Les récents développements légaux dans le domaine de l’accès à l’information au Québec ainsi que les difficultés passées quant à la mise en œuvre de la LAI sont l’occasion de soulever un ensemble de questions qui nous apparaissent importantes. La première est celle de l’importance même de l’information gouvernementale et de son accès dans une société démocratique. À cette question

s’en rattache une autre, celle des moyens institutionnels permettant d’atteindre un niveau optimal d’information ou d’accès à l’information. Appliquées au cas spécifique du Québec, ces questions suggèrent un examen de l’état de la situation ainsi que son éclairage par un cadre normatif adéquat. Le manque de connaissance sur ce questionnement constitue un problème qui recèle une forte pertinence, tant sociale que scientifique.

1.4.1. Pertinence sociale

La transparence gouvernementale n’est pas une chose allant de soi, aux dires des observateurs en la matière. Une analyse employant un cadre à caractère économique identifiant les incitatifs institutionnels favorisant l’accessibilité répond conséquemment à une préoccupation d’efficience dans la gestion des affaires publiques.

Également, des sommes importantes sont consacrées à l’administration de la LAI. Bien qu’on ne connaisse pas les coûts exacts de l’administration de la LAI au Québec, une étude datant de 2000 estime que l’application de la loi fédérale coûte annuellement près de 50 millions de dollars aux canadiens (Conseils et Vérification Canada, 2000).

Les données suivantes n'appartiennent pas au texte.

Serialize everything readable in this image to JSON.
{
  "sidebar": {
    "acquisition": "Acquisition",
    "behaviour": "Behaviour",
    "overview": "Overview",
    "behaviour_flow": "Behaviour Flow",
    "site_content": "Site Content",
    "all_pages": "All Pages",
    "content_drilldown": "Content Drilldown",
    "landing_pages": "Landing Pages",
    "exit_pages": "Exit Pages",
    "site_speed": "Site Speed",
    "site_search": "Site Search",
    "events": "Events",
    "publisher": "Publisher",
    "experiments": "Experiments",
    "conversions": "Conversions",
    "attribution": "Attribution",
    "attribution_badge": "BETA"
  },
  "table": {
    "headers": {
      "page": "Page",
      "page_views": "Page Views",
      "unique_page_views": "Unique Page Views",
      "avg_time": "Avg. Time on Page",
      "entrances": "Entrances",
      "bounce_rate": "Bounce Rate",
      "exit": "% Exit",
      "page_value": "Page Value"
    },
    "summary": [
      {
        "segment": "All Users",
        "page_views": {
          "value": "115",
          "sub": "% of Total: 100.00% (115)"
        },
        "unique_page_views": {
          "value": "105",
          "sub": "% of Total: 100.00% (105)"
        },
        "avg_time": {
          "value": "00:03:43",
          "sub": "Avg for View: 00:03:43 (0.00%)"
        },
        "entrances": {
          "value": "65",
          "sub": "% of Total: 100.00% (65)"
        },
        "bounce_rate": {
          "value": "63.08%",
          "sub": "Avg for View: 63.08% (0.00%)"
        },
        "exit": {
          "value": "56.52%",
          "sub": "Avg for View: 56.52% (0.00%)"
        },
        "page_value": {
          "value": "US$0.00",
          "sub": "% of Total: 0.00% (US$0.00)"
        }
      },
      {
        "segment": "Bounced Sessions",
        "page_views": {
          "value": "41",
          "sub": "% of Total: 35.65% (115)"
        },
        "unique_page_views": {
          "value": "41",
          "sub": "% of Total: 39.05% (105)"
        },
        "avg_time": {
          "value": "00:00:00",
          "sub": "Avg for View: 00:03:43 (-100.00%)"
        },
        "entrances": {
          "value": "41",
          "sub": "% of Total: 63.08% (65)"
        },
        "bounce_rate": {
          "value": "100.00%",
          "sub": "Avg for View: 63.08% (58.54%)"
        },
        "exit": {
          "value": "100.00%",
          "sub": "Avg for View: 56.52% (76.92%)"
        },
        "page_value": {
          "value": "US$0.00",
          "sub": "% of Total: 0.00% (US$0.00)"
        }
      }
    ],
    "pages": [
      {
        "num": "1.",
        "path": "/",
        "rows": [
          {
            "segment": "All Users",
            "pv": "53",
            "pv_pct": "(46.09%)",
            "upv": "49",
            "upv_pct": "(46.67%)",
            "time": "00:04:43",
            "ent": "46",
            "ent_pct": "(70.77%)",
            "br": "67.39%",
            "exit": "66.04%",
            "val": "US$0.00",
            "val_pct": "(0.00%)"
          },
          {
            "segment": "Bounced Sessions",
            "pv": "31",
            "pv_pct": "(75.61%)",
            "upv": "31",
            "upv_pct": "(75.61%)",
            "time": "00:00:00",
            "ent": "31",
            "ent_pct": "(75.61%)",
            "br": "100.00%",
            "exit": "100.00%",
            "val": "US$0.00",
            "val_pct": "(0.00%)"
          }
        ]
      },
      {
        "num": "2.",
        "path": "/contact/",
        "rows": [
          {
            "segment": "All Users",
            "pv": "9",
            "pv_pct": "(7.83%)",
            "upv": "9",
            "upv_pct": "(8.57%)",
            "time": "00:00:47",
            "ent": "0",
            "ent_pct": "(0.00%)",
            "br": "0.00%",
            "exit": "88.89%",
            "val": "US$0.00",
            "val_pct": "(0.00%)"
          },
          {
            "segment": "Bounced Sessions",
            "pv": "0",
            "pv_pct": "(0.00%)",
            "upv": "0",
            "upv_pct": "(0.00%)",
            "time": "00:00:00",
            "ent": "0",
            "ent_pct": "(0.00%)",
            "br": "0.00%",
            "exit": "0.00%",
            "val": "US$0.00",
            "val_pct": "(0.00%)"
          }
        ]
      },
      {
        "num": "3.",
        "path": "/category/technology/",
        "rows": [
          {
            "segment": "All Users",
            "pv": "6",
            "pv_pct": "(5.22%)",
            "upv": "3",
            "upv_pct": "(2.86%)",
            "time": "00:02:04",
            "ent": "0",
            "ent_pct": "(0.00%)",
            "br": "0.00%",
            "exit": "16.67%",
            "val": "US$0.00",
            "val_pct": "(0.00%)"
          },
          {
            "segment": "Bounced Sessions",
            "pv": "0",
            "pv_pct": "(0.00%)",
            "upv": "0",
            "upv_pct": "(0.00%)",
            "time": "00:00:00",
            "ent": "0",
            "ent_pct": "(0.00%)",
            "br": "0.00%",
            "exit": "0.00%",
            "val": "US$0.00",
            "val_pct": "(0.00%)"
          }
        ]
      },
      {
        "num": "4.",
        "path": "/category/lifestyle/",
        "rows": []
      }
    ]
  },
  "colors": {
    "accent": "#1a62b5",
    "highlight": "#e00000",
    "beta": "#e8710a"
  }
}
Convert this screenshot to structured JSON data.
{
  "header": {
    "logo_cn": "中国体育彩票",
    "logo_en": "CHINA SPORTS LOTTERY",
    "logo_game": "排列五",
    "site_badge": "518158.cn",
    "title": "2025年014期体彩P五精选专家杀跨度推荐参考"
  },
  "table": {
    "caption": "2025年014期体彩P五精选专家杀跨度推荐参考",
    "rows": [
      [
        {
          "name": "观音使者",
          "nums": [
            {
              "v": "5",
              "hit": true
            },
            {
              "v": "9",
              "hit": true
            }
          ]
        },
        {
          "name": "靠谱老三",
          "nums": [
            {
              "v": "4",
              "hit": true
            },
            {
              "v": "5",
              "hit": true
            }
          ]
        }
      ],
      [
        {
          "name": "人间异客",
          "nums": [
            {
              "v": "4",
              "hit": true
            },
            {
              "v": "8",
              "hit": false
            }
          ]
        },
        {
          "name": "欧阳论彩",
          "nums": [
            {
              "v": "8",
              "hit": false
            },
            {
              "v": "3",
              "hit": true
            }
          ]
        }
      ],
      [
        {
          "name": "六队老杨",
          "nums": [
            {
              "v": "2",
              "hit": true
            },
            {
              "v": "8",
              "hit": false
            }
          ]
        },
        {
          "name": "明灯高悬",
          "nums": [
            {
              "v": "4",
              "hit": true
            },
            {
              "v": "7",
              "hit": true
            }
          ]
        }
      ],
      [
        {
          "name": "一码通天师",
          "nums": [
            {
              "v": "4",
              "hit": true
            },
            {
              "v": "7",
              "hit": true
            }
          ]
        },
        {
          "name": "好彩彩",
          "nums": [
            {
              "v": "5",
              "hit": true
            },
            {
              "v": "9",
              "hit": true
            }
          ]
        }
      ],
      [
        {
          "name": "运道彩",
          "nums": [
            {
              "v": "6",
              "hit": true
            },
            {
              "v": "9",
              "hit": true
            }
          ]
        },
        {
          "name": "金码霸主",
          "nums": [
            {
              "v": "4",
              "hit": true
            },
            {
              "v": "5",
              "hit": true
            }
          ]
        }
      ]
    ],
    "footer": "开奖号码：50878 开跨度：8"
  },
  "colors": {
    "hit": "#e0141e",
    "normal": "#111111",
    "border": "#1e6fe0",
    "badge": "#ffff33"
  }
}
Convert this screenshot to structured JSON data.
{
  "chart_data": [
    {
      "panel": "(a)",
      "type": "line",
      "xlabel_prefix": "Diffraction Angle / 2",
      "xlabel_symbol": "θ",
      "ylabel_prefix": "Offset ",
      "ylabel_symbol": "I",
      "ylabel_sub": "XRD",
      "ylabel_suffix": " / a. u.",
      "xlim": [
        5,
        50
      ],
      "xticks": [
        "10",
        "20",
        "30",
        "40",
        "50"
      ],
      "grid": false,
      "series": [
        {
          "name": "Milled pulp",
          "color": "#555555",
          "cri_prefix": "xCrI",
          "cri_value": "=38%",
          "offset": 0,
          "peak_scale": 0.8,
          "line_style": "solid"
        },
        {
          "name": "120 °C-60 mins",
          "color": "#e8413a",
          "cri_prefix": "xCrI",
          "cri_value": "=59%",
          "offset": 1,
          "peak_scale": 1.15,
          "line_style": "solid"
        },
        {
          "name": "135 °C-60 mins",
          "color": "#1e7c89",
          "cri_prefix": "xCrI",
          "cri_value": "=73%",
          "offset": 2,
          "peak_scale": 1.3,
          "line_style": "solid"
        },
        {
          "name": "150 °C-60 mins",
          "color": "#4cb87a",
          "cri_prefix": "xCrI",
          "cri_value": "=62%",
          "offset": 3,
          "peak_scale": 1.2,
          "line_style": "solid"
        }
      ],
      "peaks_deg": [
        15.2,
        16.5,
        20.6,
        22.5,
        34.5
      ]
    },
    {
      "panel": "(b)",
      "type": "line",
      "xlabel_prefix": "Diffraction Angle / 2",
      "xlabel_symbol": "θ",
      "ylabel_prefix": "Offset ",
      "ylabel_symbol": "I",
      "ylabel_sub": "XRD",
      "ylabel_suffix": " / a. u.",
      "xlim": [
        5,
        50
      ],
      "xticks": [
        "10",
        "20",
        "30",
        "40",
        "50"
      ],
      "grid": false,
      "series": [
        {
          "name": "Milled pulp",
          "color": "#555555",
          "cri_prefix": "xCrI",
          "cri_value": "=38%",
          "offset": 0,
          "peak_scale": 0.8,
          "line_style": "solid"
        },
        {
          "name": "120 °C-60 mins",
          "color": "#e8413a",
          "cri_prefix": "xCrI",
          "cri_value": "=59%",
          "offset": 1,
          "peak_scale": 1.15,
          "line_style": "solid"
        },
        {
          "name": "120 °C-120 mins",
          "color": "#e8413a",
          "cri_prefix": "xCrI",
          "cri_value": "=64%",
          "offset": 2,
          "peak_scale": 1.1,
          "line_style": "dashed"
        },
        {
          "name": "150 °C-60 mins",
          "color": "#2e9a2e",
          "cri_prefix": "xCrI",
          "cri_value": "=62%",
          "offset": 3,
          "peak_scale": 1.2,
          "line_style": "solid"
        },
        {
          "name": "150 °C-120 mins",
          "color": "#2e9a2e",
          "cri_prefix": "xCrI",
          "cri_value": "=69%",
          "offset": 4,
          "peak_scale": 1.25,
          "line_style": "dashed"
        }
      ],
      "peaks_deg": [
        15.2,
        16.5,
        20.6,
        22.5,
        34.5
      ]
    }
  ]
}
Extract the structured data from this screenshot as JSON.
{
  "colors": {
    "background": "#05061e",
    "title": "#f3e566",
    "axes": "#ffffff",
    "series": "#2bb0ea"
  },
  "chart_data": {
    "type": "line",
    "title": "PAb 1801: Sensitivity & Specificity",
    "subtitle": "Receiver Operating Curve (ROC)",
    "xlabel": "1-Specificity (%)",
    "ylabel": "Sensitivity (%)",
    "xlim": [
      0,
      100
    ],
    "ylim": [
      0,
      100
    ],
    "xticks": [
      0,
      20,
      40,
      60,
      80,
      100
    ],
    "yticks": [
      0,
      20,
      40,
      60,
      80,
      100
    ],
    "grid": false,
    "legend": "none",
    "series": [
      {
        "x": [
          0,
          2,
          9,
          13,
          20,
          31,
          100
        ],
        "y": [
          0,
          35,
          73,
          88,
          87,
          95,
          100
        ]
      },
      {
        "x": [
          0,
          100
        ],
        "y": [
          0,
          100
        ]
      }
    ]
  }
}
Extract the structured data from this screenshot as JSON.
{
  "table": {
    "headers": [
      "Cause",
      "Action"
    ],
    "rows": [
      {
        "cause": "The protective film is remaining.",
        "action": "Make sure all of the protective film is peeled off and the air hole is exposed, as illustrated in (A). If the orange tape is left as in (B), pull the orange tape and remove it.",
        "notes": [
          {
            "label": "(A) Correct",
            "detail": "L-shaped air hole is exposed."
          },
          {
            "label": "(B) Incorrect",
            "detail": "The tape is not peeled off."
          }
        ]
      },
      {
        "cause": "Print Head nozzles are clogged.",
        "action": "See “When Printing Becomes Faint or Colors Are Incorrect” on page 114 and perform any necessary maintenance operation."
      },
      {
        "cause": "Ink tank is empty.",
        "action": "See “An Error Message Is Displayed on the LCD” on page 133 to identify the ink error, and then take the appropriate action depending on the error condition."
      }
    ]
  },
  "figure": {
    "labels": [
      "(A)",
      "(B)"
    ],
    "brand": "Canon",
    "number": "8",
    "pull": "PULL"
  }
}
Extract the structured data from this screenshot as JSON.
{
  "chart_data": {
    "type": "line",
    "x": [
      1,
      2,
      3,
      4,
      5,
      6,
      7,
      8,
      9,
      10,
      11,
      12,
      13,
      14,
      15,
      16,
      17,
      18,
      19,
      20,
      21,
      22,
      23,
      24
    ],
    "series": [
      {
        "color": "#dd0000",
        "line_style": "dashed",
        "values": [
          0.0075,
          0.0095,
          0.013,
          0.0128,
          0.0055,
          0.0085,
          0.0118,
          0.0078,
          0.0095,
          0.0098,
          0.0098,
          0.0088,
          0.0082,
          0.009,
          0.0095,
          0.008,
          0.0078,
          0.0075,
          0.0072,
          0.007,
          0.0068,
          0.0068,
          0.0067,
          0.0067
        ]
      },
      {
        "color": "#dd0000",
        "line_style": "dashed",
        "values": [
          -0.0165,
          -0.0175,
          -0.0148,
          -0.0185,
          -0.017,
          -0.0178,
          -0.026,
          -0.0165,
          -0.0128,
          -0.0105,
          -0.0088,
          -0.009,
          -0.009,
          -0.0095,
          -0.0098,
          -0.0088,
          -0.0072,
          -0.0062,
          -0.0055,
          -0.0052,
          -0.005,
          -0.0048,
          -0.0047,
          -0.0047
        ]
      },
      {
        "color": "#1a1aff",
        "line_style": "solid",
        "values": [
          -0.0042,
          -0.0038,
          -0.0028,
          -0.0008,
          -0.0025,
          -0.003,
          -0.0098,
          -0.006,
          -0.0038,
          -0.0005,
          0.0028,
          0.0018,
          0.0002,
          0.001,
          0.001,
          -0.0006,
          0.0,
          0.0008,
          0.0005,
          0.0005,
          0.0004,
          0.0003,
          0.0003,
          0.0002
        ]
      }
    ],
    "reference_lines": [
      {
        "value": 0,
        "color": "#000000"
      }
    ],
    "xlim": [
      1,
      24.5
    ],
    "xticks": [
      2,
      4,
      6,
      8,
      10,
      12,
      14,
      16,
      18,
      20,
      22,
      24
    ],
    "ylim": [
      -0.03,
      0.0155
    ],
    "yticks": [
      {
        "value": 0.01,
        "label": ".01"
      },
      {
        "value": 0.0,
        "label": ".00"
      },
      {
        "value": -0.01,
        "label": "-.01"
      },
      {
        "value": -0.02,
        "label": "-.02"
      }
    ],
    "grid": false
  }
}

Au Québec, le budget de la CAI à lui seul s’élève à près de quatre millions et demi de dollars en 2004-2005 (CAI, 2005). La recherche de la bonne gouvernance veut que ces sommes soient utilisées à bon escient.

1.4.2. Pertinence scientifique

L’étude des lois d’accès à l’information n’est pas un fait nouveau. Maintes recherches ont déjà été réalisées dans ce domaine. Ces travaux sont d’abord le fait de juristes qui se sont intéressés à décrire les tenants et les aboutissants des lois d’accès en termes d’obligations et de droits des différentes parties et institutions impliquées. Une autre partie importante des écrits touchant l’accès à l’information est réalisée par des auteurs en science de la gestion ou en sciences politiques.

Nos recherches viennent ajouter à la compréhension actuelle l’éclairage particulier de l’école des choix publics, de l’économie politique constitutionnelle et de l’analyse économique du droit. Un cadre théorique issu de ces disciplines place l’information comme une composante des coûts de transaction sur le marché politique. Plus spécifiquement, dans une perspective contractuelle des relations État-citoyens, nous examinons comment une meilleure accessibilité à l’information gouvernementale accroît l’efficacité politique.